Amadou Bah Oury : "l'objectif principal pour l'année 2024, c'est l'organisation du référendum constitutionnel à la fin de l'année"
- Par Administrateur ANG
- Le 22/07/2024 à 08:21
- 0 commentaire
En Guinée, le Premier ministre, Amadou Bah Oury, boucle quatre mois à la tête de l'exécutif.
Dans une interview exclusive accordée à Boubacar Diallo, notre correspondant à Conakry, il évoque le retour à l'ordre constitutionnel, la sortie des pays de l'AES (l’Alliance des États du Sahel) de la CEDEAO et ses relations avec le général Mamadi Doumbouya.
Le Premier ministre guinéen parle également de la crise énergétique qui secoue actuellement son pays.
BBC : Monsieur le Premier ministre, en mars dernier, vous avez annoncé que le gouvernement cherchait une solution face aux coupures intempestives du courant. Et trois mois après, la situation semble se dégrader. Beaucoup de ménages aujourd'hui n'ont accès à l'électricité que cinq heures par jour. Doit-on conclure que le gouvernement manque de solution face à la crise énergétique?
Amadou Bah Oury (ABO) : Permettez-moi d'abord de dire que le gouvernement, dont j'ai l'honneur d'en être le chef du gouvernement, a hérité d'une situation particulièrement difficile. Premièrement, vous savez que nous avons enregistré l'explosion du dépôt de carburant au mois de mai au mois de décembre dernier. Ensuite, la situation des finances publiques n'était pas du tout satisfaisante, ce qui a impacté les capacités du gouvernement dans la mise en œuvre de certaines de ses obligations. Ensuite, de cela, il y a eu une situation qui a mené à la dissolution du précédent gouvernement. Nous avons été appelés à prendre la tête pour passer en revue et pour trouver des solutions pour des situations d'urgence par rapport à l'impact de la catastrophe de décembre dernier, notamment par rapport aux personnes sinistrées, situation d'urgence par rapport à la situation de l'électricité, situation d'urgence par rapport aux finances publiques. En d'autres termes, nous avons été obligés, disons, de privilégier des solutions rapides pour subvenir aux besoins fondamentaux de la population. C'est dans ce cadre que la question de l'électricité, puisque c'est la question centrale, a été la question qui a mobilisé l'action du gouvernement dans sa globalité au mois de mars dernier.

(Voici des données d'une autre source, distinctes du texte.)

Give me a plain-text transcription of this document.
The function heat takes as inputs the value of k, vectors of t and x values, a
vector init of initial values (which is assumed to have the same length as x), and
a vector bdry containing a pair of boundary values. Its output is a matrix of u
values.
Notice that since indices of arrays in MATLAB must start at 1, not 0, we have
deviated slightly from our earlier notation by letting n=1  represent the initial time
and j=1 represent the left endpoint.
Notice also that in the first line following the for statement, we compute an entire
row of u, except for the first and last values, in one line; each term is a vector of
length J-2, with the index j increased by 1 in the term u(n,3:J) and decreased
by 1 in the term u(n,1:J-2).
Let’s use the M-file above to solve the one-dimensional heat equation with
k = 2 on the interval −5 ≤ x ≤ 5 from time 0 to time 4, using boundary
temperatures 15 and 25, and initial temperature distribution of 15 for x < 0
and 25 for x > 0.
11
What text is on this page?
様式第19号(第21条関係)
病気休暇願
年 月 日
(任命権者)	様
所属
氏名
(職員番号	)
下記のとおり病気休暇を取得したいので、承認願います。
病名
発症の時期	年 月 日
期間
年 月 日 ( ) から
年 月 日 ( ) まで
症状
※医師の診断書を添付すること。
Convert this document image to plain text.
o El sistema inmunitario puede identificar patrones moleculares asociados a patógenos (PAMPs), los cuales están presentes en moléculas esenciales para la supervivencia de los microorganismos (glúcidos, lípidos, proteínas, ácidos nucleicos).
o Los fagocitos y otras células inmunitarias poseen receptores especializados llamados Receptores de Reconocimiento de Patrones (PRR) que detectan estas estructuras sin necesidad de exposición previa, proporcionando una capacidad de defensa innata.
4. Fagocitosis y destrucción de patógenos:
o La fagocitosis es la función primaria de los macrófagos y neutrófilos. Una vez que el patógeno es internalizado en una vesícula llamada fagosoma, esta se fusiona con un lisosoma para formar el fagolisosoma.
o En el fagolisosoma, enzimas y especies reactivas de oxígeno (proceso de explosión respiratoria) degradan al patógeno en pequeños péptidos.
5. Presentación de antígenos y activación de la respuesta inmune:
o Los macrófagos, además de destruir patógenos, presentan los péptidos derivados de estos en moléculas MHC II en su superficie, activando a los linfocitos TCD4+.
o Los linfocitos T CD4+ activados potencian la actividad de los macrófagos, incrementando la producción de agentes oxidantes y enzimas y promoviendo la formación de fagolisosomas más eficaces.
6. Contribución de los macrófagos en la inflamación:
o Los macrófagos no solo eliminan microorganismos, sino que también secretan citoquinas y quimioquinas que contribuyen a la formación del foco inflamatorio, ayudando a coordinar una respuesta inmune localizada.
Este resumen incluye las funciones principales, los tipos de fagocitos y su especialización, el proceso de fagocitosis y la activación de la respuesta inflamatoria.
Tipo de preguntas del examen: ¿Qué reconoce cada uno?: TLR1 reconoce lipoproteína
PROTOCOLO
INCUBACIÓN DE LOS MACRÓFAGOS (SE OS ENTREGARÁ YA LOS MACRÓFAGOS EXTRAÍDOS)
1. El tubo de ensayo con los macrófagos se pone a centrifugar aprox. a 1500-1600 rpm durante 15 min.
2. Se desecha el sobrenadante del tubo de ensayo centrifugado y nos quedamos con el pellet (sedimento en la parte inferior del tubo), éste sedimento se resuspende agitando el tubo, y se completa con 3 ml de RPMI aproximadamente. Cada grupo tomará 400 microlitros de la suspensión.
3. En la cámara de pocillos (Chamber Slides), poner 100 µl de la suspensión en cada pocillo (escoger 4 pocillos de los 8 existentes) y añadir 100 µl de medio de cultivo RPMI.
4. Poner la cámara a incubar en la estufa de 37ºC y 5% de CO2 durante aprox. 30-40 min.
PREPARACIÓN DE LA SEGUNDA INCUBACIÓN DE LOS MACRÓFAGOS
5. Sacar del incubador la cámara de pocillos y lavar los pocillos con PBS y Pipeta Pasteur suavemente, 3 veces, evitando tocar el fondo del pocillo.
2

Vous savez, c'était pendant la période du Carême et, chose inédite, les populations ont enduré pendant tout le mois des journées pratiquement sans électricité. Nous avons trouvé la solution qui était la mieux appropriée à ce moment-là, en développant l'interconnexion de la ligne Omv G qui a permis d'acheter de l'électricité du cote du Sénégal de l'ordre de cent vingt mégawatts à cent soixante mégawatts, en fonction des possibilités de livraison que le Sénégal pouvait assurer. De ce point de vue, ça a permis au mois de mi-novembre, de trouver une solution palliative qui n'était pas idéale, mais qui a permis de soulager les populations par rapport à la desserte d'électricité. Juste après les prévisions que nous avions eu de la possibilité d'avoir de l'électricité par les barrages de Kaléta et Souapiti, ces prévisions se sont dégradées alors que nous n'avions pas été informés suffisamment à temps de quelque chose.
Nous avons perdu très rapidement plus de cent mégawatts de capacité de desserte.
L'objectif du gouvernement est de faire en sorte que d'ici l'année prochaine, la Guinée sorte définitivement de la situation de pénurie d'électricité.
Produire de l'électricité n'est pas suffisant parce qu'il faut assurer une distribution efficace. Et cela aussi sera un des aspects qui pourront être pris en compte dans la réhabilitation aussi bien des installations que du réseau.
Et troisièmement, nous allons également changer la gouvernance qui a présidé à la gestion de l'électricité depuis des lustres dans notre pays.
Nous sommes conscients que la population a enduré des difficultés majeures.
BBC : Vous aviez évoqué une centrale thermique flottante comme piste de solution dans un premier temps. Que devient ce projet ?
ABO : Au mois de mars dernier, c'était une des propositions parmi d'autres.
Mais au moment où j'avais tenu ce point de presse, il fallait ne pas écarter aucune solution possible ou probable. Les conditions d'alors ne nous permettaient pas de nous engager dans une centrale flottante qui allait annihiler toute possibilité pour que les autorités guinéennes prennent conscience de l'ampleur du sinistre dans le secteur de l'électricité. Aujourd'hui, tout le monde en est conscient et nous sommes en train, avec un autre regard de réexaminer l'ensemble des solutions pour répondre pour le très court terme aux problématiques du déficit de desserte en électricité.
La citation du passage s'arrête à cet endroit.